Recorded: May 19

Guests: Brooke (pckt.blog), Miguel (Offprint), Jared (Leaflet)

Questions

Origin Stories

Let’s start with the individual stories, and we can move from oldest to newest.

Leaflet didn't start as an atproto blogging platform — you came in from a different direction and had to migrate. Walk us through what drove that decision, and what it cost. The migration kept old Leaflet records around to avoid breaking third-party tools. Who were those tools, and what did it feel like to have an ecosystem dependency pointing at your lexicons right when you were trying to move away from them?

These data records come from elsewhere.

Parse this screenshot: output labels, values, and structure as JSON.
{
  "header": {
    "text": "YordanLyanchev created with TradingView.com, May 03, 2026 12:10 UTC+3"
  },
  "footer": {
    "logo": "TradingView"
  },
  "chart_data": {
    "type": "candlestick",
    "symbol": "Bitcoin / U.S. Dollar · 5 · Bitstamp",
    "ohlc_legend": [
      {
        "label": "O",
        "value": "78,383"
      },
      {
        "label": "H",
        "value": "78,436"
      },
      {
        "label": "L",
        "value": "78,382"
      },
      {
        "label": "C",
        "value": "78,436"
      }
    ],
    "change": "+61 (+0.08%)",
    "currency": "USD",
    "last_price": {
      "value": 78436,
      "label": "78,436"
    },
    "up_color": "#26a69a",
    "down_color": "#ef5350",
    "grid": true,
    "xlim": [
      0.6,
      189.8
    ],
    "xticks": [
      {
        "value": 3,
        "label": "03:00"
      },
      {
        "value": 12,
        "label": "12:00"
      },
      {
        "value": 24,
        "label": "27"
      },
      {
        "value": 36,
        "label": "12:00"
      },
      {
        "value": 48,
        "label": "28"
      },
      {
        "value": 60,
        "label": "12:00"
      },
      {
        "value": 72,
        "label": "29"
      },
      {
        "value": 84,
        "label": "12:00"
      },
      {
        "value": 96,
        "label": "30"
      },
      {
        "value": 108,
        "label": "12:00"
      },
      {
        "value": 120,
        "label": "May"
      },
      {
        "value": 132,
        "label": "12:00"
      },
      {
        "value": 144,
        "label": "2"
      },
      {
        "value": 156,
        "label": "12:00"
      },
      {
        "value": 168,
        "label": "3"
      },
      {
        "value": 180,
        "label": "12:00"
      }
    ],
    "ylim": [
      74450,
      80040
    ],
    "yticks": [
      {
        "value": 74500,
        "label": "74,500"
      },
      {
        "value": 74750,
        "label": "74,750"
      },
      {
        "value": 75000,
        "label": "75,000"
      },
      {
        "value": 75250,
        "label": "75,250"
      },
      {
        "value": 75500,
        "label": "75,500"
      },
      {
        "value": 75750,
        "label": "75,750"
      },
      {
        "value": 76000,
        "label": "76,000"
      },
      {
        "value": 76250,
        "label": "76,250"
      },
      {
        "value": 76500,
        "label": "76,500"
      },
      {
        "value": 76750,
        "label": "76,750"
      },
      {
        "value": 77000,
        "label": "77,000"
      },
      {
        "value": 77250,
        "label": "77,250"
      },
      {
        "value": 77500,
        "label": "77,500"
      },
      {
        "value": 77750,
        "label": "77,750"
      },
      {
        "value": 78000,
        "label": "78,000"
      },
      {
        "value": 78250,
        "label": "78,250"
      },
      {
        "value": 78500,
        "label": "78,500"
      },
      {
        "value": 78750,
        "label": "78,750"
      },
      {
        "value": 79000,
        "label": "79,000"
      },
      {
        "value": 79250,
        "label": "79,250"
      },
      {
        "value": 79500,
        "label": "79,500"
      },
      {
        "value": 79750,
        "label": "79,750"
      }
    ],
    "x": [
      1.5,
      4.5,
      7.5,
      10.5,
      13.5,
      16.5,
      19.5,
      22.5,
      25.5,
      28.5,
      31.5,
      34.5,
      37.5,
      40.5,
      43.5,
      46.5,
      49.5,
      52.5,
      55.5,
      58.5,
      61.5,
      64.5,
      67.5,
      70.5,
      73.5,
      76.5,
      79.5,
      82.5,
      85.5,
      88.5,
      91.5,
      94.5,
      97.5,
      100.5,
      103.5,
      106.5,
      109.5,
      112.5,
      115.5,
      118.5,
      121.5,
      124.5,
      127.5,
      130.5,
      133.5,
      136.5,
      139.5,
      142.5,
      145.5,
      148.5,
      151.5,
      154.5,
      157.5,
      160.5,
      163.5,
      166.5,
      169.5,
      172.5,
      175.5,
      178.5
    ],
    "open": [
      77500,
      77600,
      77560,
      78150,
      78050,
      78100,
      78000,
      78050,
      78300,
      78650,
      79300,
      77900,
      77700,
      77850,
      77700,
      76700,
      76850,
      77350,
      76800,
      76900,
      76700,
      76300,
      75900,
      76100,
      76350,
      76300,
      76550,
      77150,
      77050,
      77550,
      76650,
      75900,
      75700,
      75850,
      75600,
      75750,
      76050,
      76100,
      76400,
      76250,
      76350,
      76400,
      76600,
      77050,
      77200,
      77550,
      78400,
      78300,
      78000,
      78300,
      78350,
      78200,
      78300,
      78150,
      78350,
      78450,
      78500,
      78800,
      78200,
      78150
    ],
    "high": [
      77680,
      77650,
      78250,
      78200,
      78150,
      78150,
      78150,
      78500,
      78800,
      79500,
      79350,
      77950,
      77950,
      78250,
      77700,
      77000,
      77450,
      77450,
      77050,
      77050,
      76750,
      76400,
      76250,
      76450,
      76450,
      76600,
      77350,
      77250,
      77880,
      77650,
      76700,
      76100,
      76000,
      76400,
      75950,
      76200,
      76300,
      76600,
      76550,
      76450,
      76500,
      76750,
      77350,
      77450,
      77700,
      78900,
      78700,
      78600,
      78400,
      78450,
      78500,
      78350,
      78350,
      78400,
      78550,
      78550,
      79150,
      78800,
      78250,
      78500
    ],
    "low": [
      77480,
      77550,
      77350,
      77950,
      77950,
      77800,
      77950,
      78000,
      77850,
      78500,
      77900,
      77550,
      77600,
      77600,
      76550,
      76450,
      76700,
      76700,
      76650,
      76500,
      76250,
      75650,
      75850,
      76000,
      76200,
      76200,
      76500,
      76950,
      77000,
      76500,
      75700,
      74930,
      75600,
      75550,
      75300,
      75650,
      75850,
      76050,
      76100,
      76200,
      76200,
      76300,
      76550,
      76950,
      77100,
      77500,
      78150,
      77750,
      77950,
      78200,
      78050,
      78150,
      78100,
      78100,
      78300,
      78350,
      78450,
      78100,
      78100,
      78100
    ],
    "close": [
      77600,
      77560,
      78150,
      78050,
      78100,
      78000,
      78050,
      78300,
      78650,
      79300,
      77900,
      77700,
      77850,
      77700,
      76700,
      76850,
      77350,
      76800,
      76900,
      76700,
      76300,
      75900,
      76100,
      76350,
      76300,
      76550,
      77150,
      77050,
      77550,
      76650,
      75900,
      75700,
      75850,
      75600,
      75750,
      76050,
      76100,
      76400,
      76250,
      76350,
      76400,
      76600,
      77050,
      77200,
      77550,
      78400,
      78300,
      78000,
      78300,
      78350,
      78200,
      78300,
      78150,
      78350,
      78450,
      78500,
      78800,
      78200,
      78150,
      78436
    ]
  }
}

Pckt is visually and philosophically different from Leaflet — it’s simpler, more minimal in some ways, but also a bit more playful. I sometimes think of pckt as the tumblr to Leaflet’s medium. Brooke — What were your goals building pckt initially

Miguel, Offprint is the newest of the three, launching after the standard was published. Was standard.site a precondition for Offprint existing, or did the product concept come first? What did building on a shared schema from day one give you that the others didn't have?

The Standard Itself

How did you all come together to create a standard lexicon for longform content? Was it awkward given that you're, at least in some sense, competing?

The fragmentation problem existed before standard.site — other lexicons, other platforms. Why did this coordination happen when it did? Was there a specific trigger, or was it the right people finding each other at the right moment?

Somebody had to send the first message, host the first call, write the first draft. Who did that work, and what would have happened if they hadn't?

Most coordination efforts like this have a moment where they nearly fall apart. Did this one?

How did three teams with different aesthetics and different stages actually agree on scope? What got proposed and cut?

The schema was intentionally minimal at launch. Knowing what you know now, would you have drawn the boundary in a different place?

The immutability constraint in Lexicon means no takebacks. Any regrets?

Governance and Extension

Right now standard.site has the informal authority of its founding platforms. What happens when a well-funded team joins and wants to push the schema somewhere the founders don't? Is there actually a plan for that?

RSS's biggest success story was a format it wasn't designed for — podcasts. Do you see an equivalent for standard.site? Is the schema genuinely format-agnostic, or is "document" more text-centric than it appears?

Standard.site solved the content container. Social interactions on top of that content — likes, comments, subscriptions — are still fragmented. Is that the next coordination problem, or is it a fundamentally harder one?